# Uff! endlich fertig 20" Poison für die Kleine



## Fisch123 (13. Dezember 2014)

Nachdem die Kleine jetzt ihrem 160er Cube entwachsen ist, musste was neues her.
20" Ethanol Rahmen hatte ich mir noch noch frühzeitig gesichert, alle anderen Teile sind in Abständen nach und nach eingetrudelt.
Jetzt wo Weihnachten vor der Türe steht ist es endlich fertig geworden. Die Waage ist bei 7,98kg stehn geblieben und das mit Pedalen. Laufräder sind noch nicht fertig, fehlt noch eine Hi-Rad Nabe in rot elox.
Seht selbst.


----------



## KIV (13. Dezember 2014)

Echt geil geworden! Die DX-VBrakes find ich klasse und mit dem Retro-XTR Schaltwerk richtig schön dekadent...


----------



## MTB-News.de




----------



## Goose_0815 (14. Dezember 2014)

Dekadent finde ich das nicht... Die XTR schalten doch invers, das könnte für die Kleine auch eine Erleichterung beim Schalten sein. 
Und zum restlichen Rad fällt mir nur ein: genial, vor allem auch ein konsequentes Farbschema!


----------



## KIV (14. Dezember 2014)

Das 950er/952er schaltet invers..? Hab ich was verpasst?


----------



## Fisch123 (14. Dezember 2014)

KIV schrieb:


> Das 950er/952er schaltet invers..? Hab ich was verpasst?

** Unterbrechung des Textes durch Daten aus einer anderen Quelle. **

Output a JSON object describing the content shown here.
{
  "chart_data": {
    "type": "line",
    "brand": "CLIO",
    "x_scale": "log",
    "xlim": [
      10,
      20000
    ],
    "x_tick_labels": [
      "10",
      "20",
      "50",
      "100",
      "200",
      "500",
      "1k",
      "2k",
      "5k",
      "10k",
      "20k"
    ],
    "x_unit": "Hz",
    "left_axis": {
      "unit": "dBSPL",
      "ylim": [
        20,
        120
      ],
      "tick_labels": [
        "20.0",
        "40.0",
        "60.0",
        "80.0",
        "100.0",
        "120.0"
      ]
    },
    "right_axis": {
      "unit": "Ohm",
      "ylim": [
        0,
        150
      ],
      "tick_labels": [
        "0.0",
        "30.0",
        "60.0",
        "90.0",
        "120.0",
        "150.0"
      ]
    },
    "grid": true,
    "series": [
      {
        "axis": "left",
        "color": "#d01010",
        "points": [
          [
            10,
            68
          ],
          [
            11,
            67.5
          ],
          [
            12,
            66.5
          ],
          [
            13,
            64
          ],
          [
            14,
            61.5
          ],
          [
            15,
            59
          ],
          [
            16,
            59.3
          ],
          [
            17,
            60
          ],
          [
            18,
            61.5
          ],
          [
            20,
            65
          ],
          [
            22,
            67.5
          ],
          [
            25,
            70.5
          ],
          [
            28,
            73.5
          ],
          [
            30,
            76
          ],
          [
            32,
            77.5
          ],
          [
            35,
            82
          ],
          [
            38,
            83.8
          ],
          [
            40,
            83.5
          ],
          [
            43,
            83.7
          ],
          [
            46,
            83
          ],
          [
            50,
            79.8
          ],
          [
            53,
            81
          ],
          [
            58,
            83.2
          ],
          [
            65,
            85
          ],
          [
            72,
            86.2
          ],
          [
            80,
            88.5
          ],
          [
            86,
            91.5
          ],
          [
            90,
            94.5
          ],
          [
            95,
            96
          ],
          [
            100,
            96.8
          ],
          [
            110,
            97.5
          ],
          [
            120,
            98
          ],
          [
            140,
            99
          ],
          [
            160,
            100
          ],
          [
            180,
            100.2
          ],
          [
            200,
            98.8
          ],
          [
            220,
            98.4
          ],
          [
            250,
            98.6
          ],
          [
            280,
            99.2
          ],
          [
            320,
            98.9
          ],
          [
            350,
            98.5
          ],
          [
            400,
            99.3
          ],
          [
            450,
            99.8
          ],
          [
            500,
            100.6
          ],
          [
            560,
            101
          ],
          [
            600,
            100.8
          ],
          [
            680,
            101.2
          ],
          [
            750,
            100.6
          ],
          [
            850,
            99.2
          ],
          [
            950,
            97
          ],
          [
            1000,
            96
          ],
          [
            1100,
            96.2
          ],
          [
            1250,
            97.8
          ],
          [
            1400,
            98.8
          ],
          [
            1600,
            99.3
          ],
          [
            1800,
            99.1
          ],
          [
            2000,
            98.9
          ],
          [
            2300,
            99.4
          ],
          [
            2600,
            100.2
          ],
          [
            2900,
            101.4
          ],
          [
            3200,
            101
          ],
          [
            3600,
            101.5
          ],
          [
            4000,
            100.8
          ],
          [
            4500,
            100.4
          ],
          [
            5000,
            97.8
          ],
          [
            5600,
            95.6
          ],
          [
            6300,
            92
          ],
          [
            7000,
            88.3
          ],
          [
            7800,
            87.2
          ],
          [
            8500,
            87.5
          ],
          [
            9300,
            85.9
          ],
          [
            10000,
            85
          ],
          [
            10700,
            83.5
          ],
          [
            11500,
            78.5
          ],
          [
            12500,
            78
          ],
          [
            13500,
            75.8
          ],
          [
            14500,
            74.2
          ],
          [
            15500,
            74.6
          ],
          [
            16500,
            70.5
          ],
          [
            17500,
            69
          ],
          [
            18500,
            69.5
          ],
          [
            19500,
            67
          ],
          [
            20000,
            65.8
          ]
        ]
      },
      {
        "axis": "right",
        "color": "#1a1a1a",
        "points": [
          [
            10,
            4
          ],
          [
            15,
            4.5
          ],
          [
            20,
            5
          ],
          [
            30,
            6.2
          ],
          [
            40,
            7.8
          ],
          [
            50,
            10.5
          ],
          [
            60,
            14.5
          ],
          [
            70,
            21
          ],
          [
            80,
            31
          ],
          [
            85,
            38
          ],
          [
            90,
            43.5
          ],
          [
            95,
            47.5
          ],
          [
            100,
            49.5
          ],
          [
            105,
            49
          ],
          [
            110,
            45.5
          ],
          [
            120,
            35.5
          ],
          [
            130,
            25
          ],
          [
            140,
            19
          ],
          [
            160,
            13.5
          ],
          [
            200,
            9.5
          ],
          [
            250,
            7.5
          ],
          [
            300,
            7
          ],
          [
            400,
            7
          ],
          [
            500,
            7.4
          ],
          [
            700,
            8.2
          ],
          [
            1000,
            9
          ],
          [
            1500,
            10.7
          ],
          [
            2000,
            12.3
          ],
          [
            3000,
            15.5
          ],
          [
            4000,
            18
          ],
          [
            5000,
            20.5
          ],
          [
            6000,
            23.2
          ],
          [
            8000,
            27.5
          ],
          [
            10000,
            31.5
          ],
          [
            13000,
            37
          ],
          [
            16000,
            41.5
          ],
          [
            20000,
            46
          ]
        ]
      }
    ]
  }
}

Dieses Schaltwerk schaltet nicht invers. Es hat eine normale Schaltlogic, ein anderes mit inverser logic hatte ich auf einem anderen Rad. Meine kleine hat sehr viel Kraft, deswegen das normale SW.
Sabine


----------



## KIV (14. Dezember 2014)

Das Schaltwerk schaltet ja auch einfach super-gut, da brauchts mit guten Zügen und nem kindgerechten Schalthebel auch nix anderes.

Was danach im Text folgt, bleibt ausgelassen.